Thank you Mahurangi Matters for your bold article “Log’s waka credentials looking a little shaky” (MM May 16), regarding the log uncovered on the Puhoi motorway project. For the following reasons it could never have been a waka: 1. Who on earth in their right mind would build a boat in a metre deep of mud and water. 2. Maori would reduce the weight of the log by up to 80 per cent before hauling. 3. Broken branches were visible on the log. Imagine trying to pull that out of the bush. The reality is there was a major flood that took out the bridge on SH1 many years ago. Trees, logs and silt blocked much of the river.
My father, who would be about 104 today if he was still alive, remembered it well, pointing out things of interest. For instance, the fields to the left of SH1 south of the bridge used to be a mangrove swamp, but became covered with huge amounts of silt, logs and all manner of debris. The log in question is consistent with a section of kauri tree that snapped off during felling. The stones, rocks and other timbers under the log are all consistent with a flood. Most importantly, the final resting position and the other debris around it would indicate flooding. Too much time and taxpayer money has been wasted by the academics, bureaucrats and Maori trying to create news and history. Get on with the real task, please.
Ian Morrison, Snells Beach
Tolls not taxes
It’s clear the regional fuel tax and Rodney targeted rate for transport are unfair to Rodney ratepayers (MM May 30). These taxes are an extra transfer payment to help pay for central Auckland infrastructure and services that provide no direct benefit to Rodney. Regardless of how Auckland Council chooses to present it, whatever gets spent in Rodney on transport is already financed by our rates and local charges. Politicians and councillors have ignored citizens’ and ratepayers’ strong preference for congestion charges or tolls for transport, choosing instead a tax and rate that is easy to collect and merge with other revenues for spending. Those who pay can never really see what, if any, benefit they get directly for their payment. Unfortunately, the political reality is that local road usage charging would work too well. We would all see and demand that the money goes where it is intended and politicians would not be able to allocate revenue raised as it pleases them. Like Auckland’s rail system, the Hill Street intersection could have been fixed years ago if the money and the commitment was there. Why not have a toll on Hill Street intersection users to gather the extra needed to support a permanent solution? Yes, politicians tend to get captured by the system that pays them and gives them the power and authority to spend our rates and taxes as it please them. They will not quickly give up anything that will make them more accountable to local communities. What have our local board members achieved to give them authority to spend more of Rodney’s rates on our transport problems, and to show us where our rates go to prove that? Our councillor puts up a good fight on our behalf, but he and other like-minded councillors are outnumbered by the Mayor’s central city voting bloc. So, think about this when you vote again next. Who’s standing for us, and who’s standing for themselves? And how do we ensure smaller (minority) communities get a fair deal when they are dominated by the (majority) communities seeking to benefit themselves from the growing citification of our landscape.

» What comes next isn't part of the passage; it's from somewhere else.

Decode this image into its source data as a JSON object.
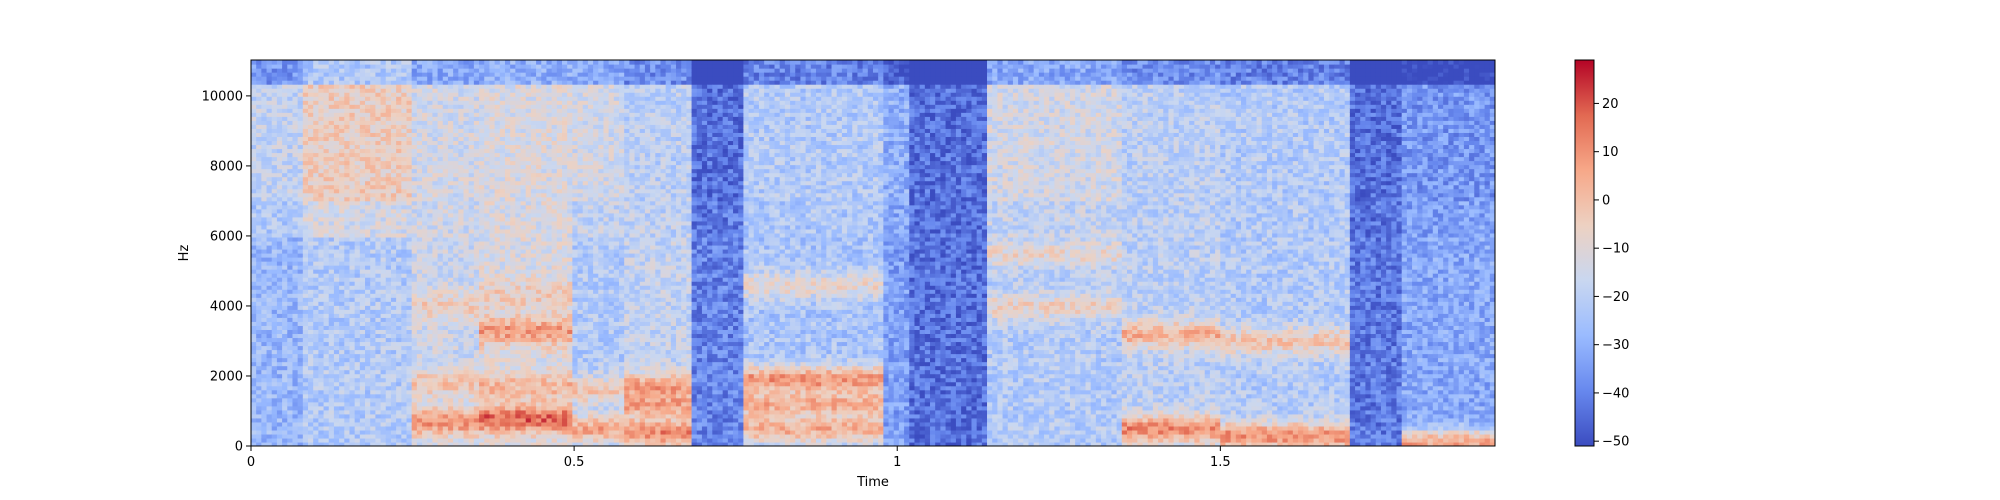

William Foster, Leigh (abridged)
Mayor Goff’s announcement that some (but not all – good on you Cr Greg Sayers for voting against it) Auckland councillors have voted to apply an 11.5 cents per litre fuel tax to the whole region is not only premature but arrogant in the extreme and makes a mockery of our democratic Parliamentary system. This tax is not even legal yet as the enabling legislation has not yet been passed. The bill has only just been reported back to Parliament and has yet to survive two more debates in the House before it becomes law. Imagine how much egg Goff will have on his face if just one of the coalition partners decides not to support it. Either NZ First or the Greens could scuttle it if they truly had their populations’ interests at heart. No doubt Goff has spent many hours bending the collective ears of his Labour buddies over this and it makes you wonder just who is running the country. If Auckland Council cannot make their books balance and provide the necessary basic infrastructure for Auckland then they should first be looking to the other side of their ledger and cutting out some of the many extravagances from their programme before dipping into the public purse for more money.
With the Rodney Local Board having recently opted for a targeted rate, plus the regional fuel tax and the government’s proposed increase in excise tax (both of which will hit us in North Rodney harder than our city counterparts as we have no public transport system to speak of), we in North Rodney are facing a triple whammy. Many will no doubt face considerable financial stress.
Bill Townson, Scotts Landing (abridged)
In defence of rats
In a letter arguing for the protection of the wallabies on Kawau, your correspondent says that they should not be treated like rats (MM May 16). Perhaps it is not unreasonable to ask why rats ought to be treated less humanely than wallabies? Rats have social structures and exhibit altruism that vies with and frankly exceeds that of some humans. I am as ready as the next person to fly into a rage when I see that a rat has found the avocado high up our tree and half eaten it before I even knew it was there. Difficult as it is to accept, that is not the rat’s fault. It is suggested we ought to take it easy on wallaby because they have been here for over 150 years. Rats have been here much longer than that. Based on the logic expressed, there is not a very good case for retaining white humans, whose environmental damage and habitat destruction since they arrived is truly monstrous in scale.